Ken Connor
Judicial activists undermine the democratic process
By Ken Connor
April 11, 2012

Last week, President Obama made news when he suggested that it would be "unprecedented" for the Supreme Court to declare unconstitutional a law passed by a "strong majority of a democratically elected Congress." His comments were prompted by the less than favorable reaction of the Supreme Court during oral arguments on the constitutionality of his crowning achievement, the Affordable Care Act, a.k.a Obamacare.

It is no small irony that this most liberal of Presidents is howling like a cut dog about the possibility that "judicial activists" may upend his healthcare plan. Liberals have historically favored an activist judiciary because they liked the social agenda that was being advanced by activist judges. Conservatives, on the other hand, have complained bitterly that liberals were advancing their agenda through the courts, bypassing the people's elected representatives in the legislative branch. Now it appears that Mr. Obama fears the shoe may soon be on the other foot, and already he is complaining that he doesn't like the fit

Judicial activism occurs when judges look to their own views and values to shape the outcome of a case, rather than allowing the laws as promulgated by elected legislators or as affirmed by the people in their state or federal constitutions to dictate the final result. Often, the words of those documents are given meanings other than those originally intended by their drafters because the documents are deemed to be "living" and constantly "evolving." As participants in this "evolutionary process," judges make law from the bench rather than take the law as it comes to them from the people or their elected representatives. The result is that America's principle of representative government is undermined and the people wind up being governed by judicial despots rather than their elected representatives.
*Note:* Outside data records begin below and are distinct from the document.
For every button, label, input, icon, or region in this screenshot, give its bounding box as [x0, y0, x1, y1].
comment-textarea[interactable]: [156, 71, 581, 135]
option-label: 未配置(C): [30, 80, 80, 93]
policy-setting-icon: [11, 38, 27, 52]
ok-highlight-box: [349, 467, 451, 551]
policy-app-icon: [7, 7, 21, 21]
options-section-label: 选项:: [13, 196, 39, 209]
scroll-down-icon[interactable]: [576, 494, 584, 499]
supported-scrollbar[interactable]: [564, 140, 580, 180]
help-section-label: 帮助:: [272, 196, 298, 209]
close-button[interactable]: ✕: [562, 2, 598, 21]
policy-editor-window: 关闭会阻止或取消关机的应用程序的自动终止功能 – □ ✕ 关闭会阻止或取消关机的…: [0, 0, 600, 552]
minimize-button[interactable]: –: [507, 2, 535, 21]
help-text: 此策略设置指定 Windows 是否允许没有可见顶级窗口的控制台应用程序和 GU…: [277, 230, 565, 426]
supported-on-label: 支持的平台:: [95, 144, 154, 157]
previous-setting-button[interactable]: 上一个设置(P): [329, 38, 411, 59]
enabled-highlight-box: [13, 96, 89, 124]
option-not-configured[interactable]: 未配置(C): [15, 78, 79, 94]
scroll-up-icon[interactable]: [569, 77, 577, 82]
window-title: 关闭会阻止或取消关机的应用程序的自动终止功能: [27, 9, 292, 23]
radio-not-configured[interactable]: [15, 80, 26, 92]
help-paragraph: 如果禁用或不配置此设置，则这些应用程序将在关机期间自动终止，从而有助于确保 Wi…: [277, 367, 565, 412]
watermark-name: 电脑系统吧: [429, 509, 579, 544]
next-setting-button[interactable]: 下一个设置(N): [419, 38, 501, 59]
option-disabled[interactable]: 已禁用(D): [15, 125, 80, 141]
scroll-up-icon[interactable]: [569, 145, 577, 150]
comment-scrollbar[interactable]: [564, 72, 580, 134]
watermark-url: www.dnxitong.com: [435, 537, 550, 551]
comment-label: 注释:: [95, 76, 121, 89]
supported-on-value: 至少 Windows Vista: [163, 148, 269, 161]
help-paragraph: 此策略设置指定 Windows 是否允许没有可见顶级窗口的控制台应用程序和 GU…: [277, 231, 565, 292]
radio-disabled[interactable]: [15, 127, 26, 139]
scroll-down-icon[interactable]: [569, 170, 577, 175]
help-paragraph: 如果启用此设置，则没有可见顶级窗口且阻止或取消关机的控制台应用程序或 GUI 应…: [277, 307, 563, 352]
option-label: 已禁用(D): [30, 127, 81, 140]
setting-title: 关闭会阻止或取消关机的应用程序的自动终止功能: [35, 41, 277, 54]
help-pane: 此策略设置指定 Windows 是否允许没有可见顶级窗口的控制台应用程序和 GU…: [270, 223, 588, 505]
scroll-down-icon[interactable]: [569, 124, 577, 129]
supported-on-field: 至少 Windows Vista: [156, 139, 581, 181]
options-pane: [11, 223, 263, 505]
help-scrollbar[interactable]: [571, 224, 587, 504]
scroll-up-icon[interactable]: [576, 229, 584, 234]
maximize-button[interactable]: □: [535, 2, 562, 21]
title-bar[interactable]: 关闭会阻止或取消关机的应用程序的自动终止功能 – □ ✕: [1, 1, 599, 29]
Judicial activism is a very efficient way to advance a social agenda. It is precisely for this reason that its effects are so pernicious. In the Supreme Court, for example, one needs only to secure five out of nine votes to make new law. On some appellate panels, one need only secure two out of three votes in order to prevail. Compare these numbers to the challenge of securing a majority in the 435 member House of Representatives or the 100 member Senate. It's no wonder that social engineers prefer to use the courts to make policy rather than the Congress! And whether it emanates from the left or the right, judicial activism's corrosive effect on the democratic process is equally bad. The solution is not for conservatives to replace the Left's judicial activists with their own, but to eschew judicial activism wherever it may be found.

Sadly, in the over 200 years since our federal Constitution was first adopted, Americans have become woefully ignorant of its provisions. Therefore, because we don't know our Constitution we tend to accept at face value what judges have to say about its requirements. In order to stem the tide of judicial activism the American people must be more accurately informed about what the Constitution says and what it means. And we should insist that its requirements be scrupulously followed. This also means electing constitutionally literate legislators and executives who know what the Constitution requires and who have the moxy, as members of co-equal branches of government, to push back against judges who misrepresent its requirements.

Abraham Lincoln well understood the threat posed by judicial activism. Referring the Supreme Court's Dred Scott decision — a breathtaking example of judicial activism in his own time — Lincoln observed in his First Inaugural Address:

"[T]he candid citizen must confess that if the policy of the Government upon vital questions affecting the whole people is to be irrevocably fixed by decisions of the Supreme Court, the instant they are made in ordinary litigation between parties in personal actions the people will have ceased to be their own rulers, having to that extent practically resigned their Government into the hands of that eminent tribunal."

Lincoln understood that the Court's decision might be binding on the parties in the cases at issue, but was unwilling to surrender policy making in our constitutional republic to a small group of judicial oligarchs who wanted to advance their own agenda at the expense of the democratic process. Thomas Jefferson shared Lincoln's views and did not hesitate to push back when he felt the Court overstepped its bounds. He was dismissive of the notion that the Supreme Court was the ultimate arbiter of all things constitutional and refused to cede his own view of the Constitution to that of the Court.

Judges, no less so than other mere mortals, are subject to human frailty and error. They too can have their judgment muddled by ambition, avarice, and error. They too are capable of exceeding the bounds or misinterpreting the requirements of the Constitution. And while the Supreme Court may be the supreme judicial body, it is not the supreme branch of government — a fact it needs to be regularly reminded of by the other branches.

Americans and their elected representatives need to wake up and reclaim the constitutional ground that has been lost to an imperial judiciary or risk forfeiting the legacy of freedom bequeathed to us by our forefathers. And we must not only learn the Constitution, we must live by it, insisting that others, including our judges, do likewise.